In order to enhance understanding of TRPV1 contributions to thermoregulation, we measured the effects of a TRPV1 receptor antagonist, A-889425, on thermoregulatory neurons in the medial preoptic area of the hypothalamus (mPOA) of rats while simultaneously monitoring rectal temperature (Tr). Administration of A-889425 (4 μmol/kg, i.v.) significantly increased Tr by 0.42 ± 0.02 °C in anesthetized rats. Warm-sensitive (WS) neurons in the mPOA increase firing in response to body warming, and when active stimulate heat loss and inhibit heat production. WS neurons were initially inhibited by A-889425. Subsequently, WS neuronal activity diverged, differentiating WS neurons into two subgroups. One group of WS neurons continued to be inhibited during the recording period while another group of “biphasic” WS neurons increased firing as Tr increased. Cold-sensitive (CS) neurons fire at a higher rate during cooling of the body, and when active, may contribute to heat production. Injection of A-889425 affected CS neurons in a manner opposite to the biphasic WS neurons; activity was initially increased followed by a later decrease.
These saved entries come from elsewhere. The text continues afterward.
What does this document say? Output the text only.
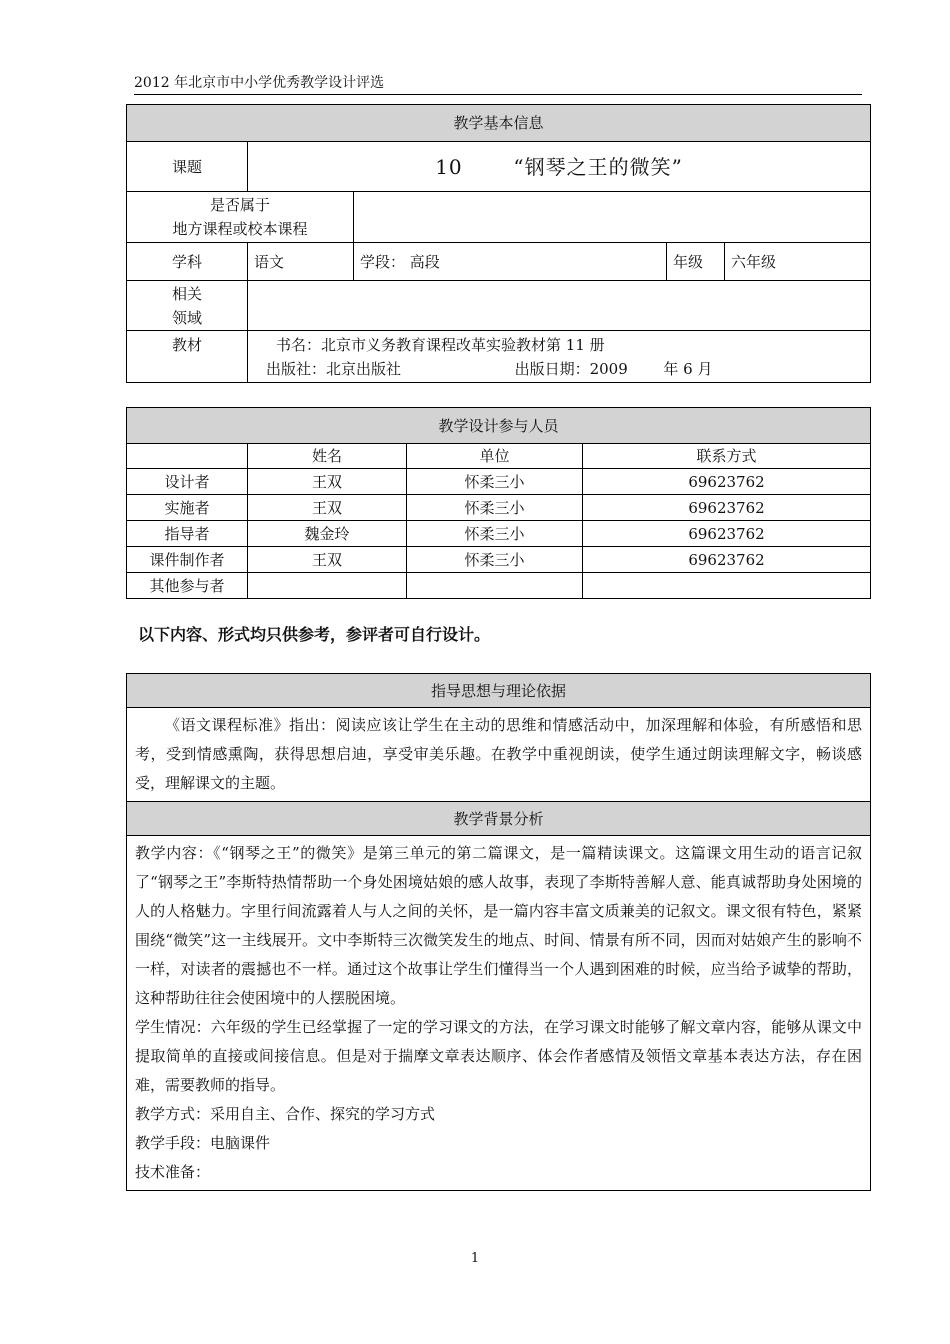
2012 年北京市中小学优秀教学设计评选
教学基本信息				
课题	10 “钢琴之王的微笑”			

是否属于
地方课程或校本课程				

学科	语文	学段： 高段	年级	六年级

相关
领域				

教材	书名：北京市义务教育课程改革实验教材第 11 册
出版社：北京出版社 出版日期：2009 年 6 月			
教学设计参与人员			
	姓名	单位	联系方式
设计者	王双	怀柔三小	69623762
实施者	王双	怀柔三小	69623762
指导者	魏金玲	怀柔三小	69623762
课件制作者	王双	怀柔三小	69623762
其他参与者			
以下内容、形式均只供参考，参评者可自行设计。
指导思想与理论依据

《语文课程标准》指出：阅读应该让学生在主动的思维和情感活动中，加深理解和体验，有所感悟和思考，受到情感熏陶，获得思想启迪，享受审美乐趣。在教学中重视朗读，使学生通过朗读理解文字，畅谈感受，理解课文的主题。

教学背景分析

教学内容：《“钢琴之王”的微笑》是第三单元的第二篇课文，是一篇精读课文。这篇课文用生动的语言记叙了“钢琴之王”李斯特热情帮助一个身处困境姑娘的感人故事，表现了李斯特善解人意、能真诚帮助身处困境的人的人格魅力。字里行间流露着人与人之间的关怀，是一篇内容丰富文质兼美的记叙文。课文很有特色，紧紧围绕“微笑”这一主线展开。文中李斯特三次微笑发生的地点、时间、情景有所不同，因而对姑娘产生的影响不一样，对读者的震撼也不一样。通过这个故事让学生们懂得当一个人遇到困难的时候，应当给予诚挚的帮助，这种帮助往往会使困境中的人摆脱困境。
学生情况：六年级的学生已经掌握了一定的学习课文的方法，在学习课文时能够了解文章内容，能够从课文中提取简单的直接或间接信息。但是对于揣摩文章表达顺序、体会作者感情及领悟文章基本表达方法，存在困难，需要教师的指导。
教学方式：采用自主、合作、探究的学习方式
教学手段：电脑课件
技术准备：
1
Direct administration of A-889425 into the mPOA (10 and 30 nmol) or spinal cord (30 nmol) did not affect Tr. Disruption of abdominal TRPV1 receptor function by injection of the TRPV1 receptor agonist, resiniferatoxin (20 μg/kg, i.p.), 9–15 days prior to experiments, blocked the effects of systemically injected A-889425 on Tr and mPOA neuronal activity. These data demonstrate that antagonist block of abdominal TRPV1 receptors indirectly modulates activity of thermoregulatory neurons in the mPOA in a manner that is consistent with producing an acute rise in body temperature.